Coordenador do Manchetômetro (laboratório de estudo de mídias), doutor em ciência política e professor da Universidade Estadual do Rio de Janeiro, João Feres Junior disse ao GGN, em entrevista por telefone, nesta quinta (21), que não há nada de surpreendente neste novo episódio de manipulação por parte da Folha. “A Folha faz isso há muito tempo.”
A verdade veio à tona na manhã de quarta (20), após o portal The Intercept divulgar que 50% querem que Temer continue poder porque a outra alternativa dada ao entrevistado pelo Datafolha era a volta de Dilma. À noite, o Tijolaço revelou que a Folha escondeu a pergunta sobre novas eleições gerais, que registrou apoio de 62%.
Segundo Feres, é importante ler a fraude na divulgação da pesquisa de opinião pública no domingo (17) dentro do contexto de blindagem ao governo Temer. “Para entender o nível da manipulação, tem que dar uma olhada na cobertura do jornal como um todo. Por exemplo: no dia 15 de julho, eles não deram nada, sequer uma nota na capa sobre o Ministério Público Federal ter determinado o arquivamento da investigação pedida pelo Tribunal de Contas da União sobre as pedaladas de Dilma”, lembrou o especialista.
“Eles publicaram a pesquisa manipulando os dados na mesma edição em que há um editorial com posição bem clara, falando que Temer trouxe estabilidade à economia. A manipulação está totalmente coerente com a linha editorial do jornal. Estão embarcando na aventura Temer.”
Desmascarada no caso Datafolha, a direção do jornal divulgou uma matéria informando que não publicou nem no dia 17 nem posteriormente que 62% querem novas eleições porque a redação não viu “relevância” nesse dado.
Para Feres, é natural que a Folha não dê o braço a torcer, pois a linha do jornal é fingir pluralidade perante os leitores. “O fato é que os editores acham que tem muita gente que se convence da política de neutralidade da Folha. Eles mantêm Boulos, Duvivier e Safatle, que são três contra 30 colunistas à direita, para dar o verniz de pluralidade.”
Furando o bloqueio
Em 2014, Feres coordenadou o projeto Manchetômetro, que qualificou a cobertura da imprensa ao longo das eleições daquele ano em relação à Dilma Rousseff, então candidata à reeleição, e seus principais adversários. O resultado foi que Folha, Estadão e o O Globo massacraram a candidata governista.
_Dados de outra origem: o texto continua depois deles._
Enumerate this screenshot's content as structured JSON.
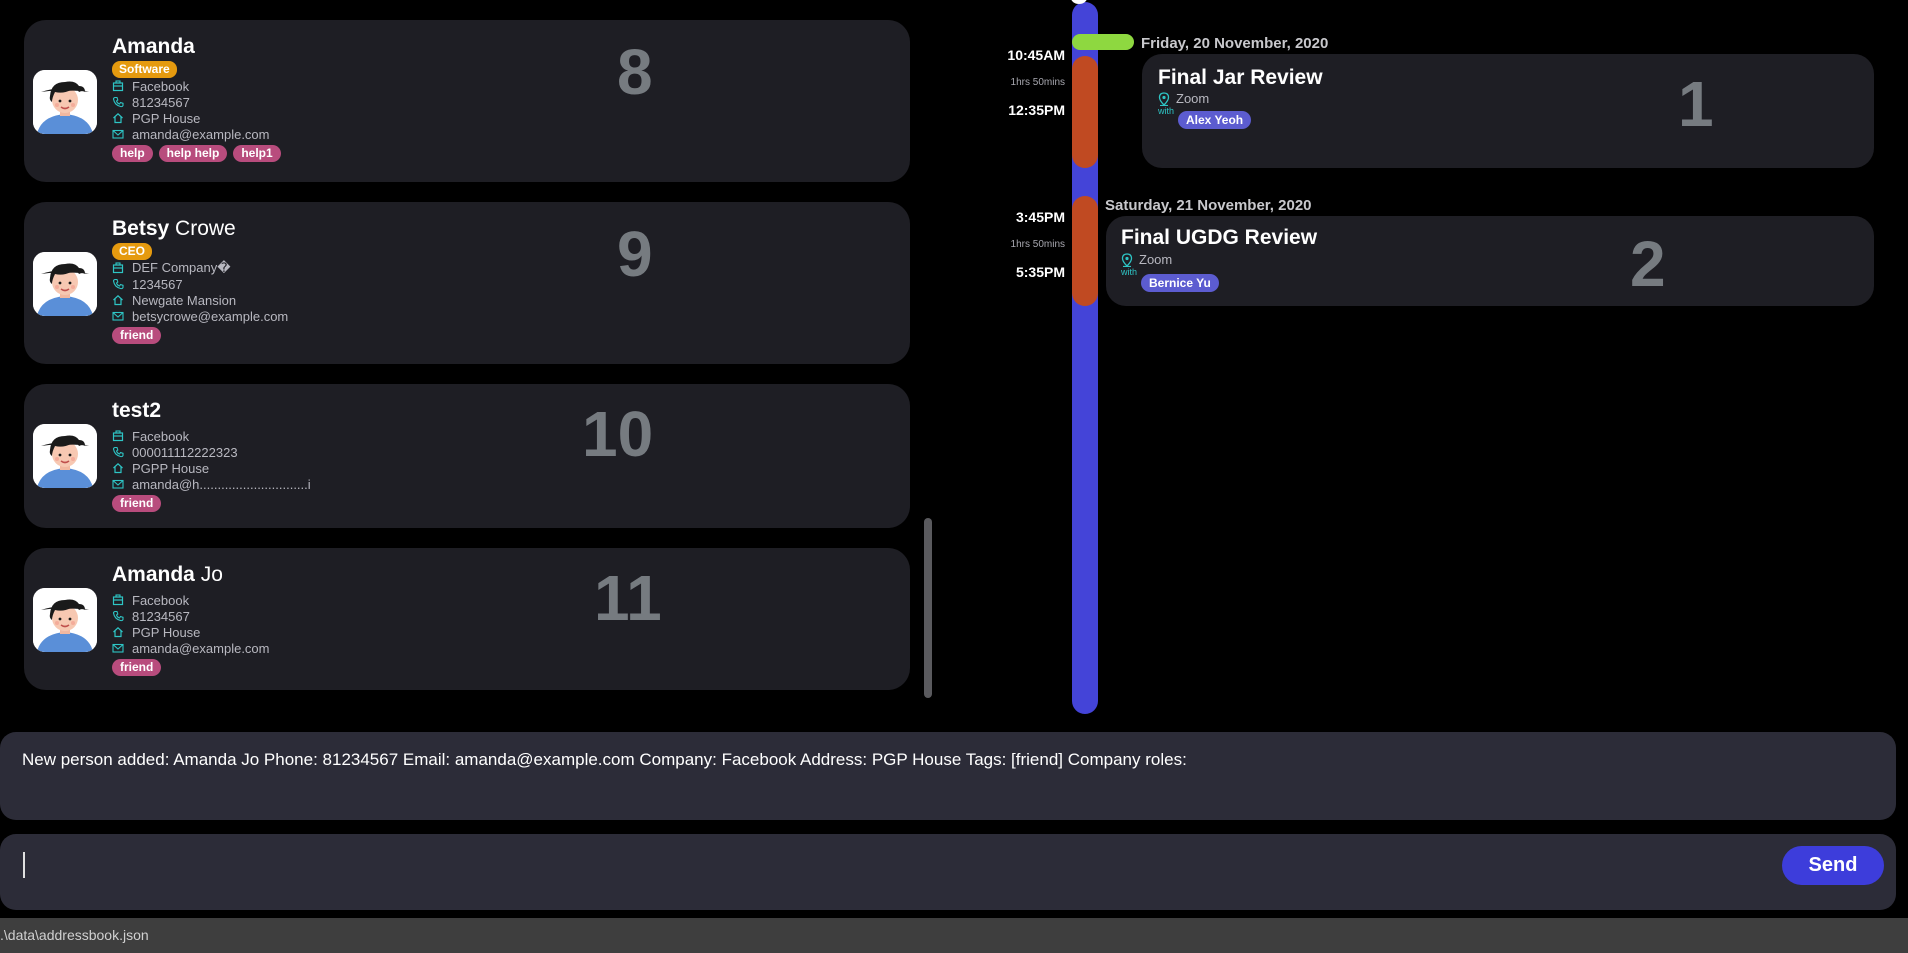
{
  "persons": [
    {
      "first_name": "Amanda",
      "last_name": "",
      "role": "Software",
      "company": "Facebook",
      "phone": "81234567",
      "address": "PGP House",
      "email": "amanda@example.com",
      "tags": [
        "help",
        "help help",
        "help1"
      ],
      "index": "8"
    },
    {
      "first_name": "Betsy",
      "last_name": "Crowe",
      "role": "CEO",
      "company": "DEF Company�",
      "phone": "1234567",
      "address": "Newgate Mansion",
      "email": "betsycrowe@example.com",
      "tags": [
        "friend"
      ],
      "index": "9"
    },
    {
      "first_name": "test2",
      "last_name": "",
      "role": "",
      "company": "Facebook",
      "phone": "000011112222323",
      "address": "PGPP House",
      "email": "amanda@h..............................i",
      "tags": [
        "friend"
      ],
      "index": "10"
    },
    {
      "first_name": "Amanda",
      "last_name": "Jo",
      "role": "",
      "company": "Facebook",
      "phone": "81234567",
      "address": "PGP House",
      "email": "amanda@example.com",
      "tags": [
        "friend"
      ],
      "index": "11"
    }
  ],
  "timeline": {
    "events": [
      {
        "start": "10:45AM",
        "end": "12:35PM",
        "duration": "1hrs 50mins",
        "day": "Friday, 20 November, 2020",
        "title": "Final Jar Review",
        "location": "Zoom",
        "with_label": "with",
        "attendee": "Alex Yeoh",
        "index": "1"
      },
      {
        "start": "3:45PM",
        "end": "5:35PM",
        "duration": "1hrs 50mins",
        "day": "Saturday, 21 November, 2020",
        "title": "Final UGDG Review",
        "location": "Zoom",
        "with_label": "with",
        "attendee": "Bernice Yu",
        "index": "2"
      }
    ]
  },
  "result": {
    "text": "New person added: Amanda Jo Phone: 81234567 Email: amanda@example.com Company: Facebook Address: PGP House Tags: [friend] Company roles:"
  },
  "command": {
    "value": "",
    "send_label": "Send"
  },
  "status_bar": {
    "path": ".\\data\\addressbook.json"
  },
  "colors": {
    "card_bg": "#1e1e24",
    "role_badge": "#e59a0f",
    "tag": "#b84c7d",
    "timeline_track": "#4444d8",
    "event_segment": "#c04a22",
    "now_marker": "#8ed840",
    "attendee_badge": "#5c5cd0",
    "send_button": "#3d3ddb"
  },
  "icons": [
    "avatar-icon",
    "company-icon",
    "phone-icon",
    "home-icon",
    "email-icon",
    "location-pin-icon"
  ]
}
Hoje, a imprensa vive um “esforço duplo”, diz Feres. “Tem que elogiar cada vez mais o Temer ou fazer cobertura neutra, com destaque para política econômica ou coisas que as pessoas possam achar positivas, e ao mesmo tempo tratar a Dilma como se fosse passado.”
Para o cientista político, a saída é construir “alternativas à mídia tradicional”, que já deu mais de um “golpe neste país e não vai mudar os modos”.
“É imprescindível que as forças progressistas e a imprensa independente se unam e criem o esforço para uma mídia alternativa, algo que vá além da pulverização dos blogs. Os blogs são ótimos, mas são muito pulverizados. Era preciso uma centralização mínima para que não ficassem todos fazendo o mesmo trabalho, para que pudessem produzir mais e aumentar o alcance da cobertura. Só assim a gente consegue se livrar do oligopólio da imprensa tradicional.”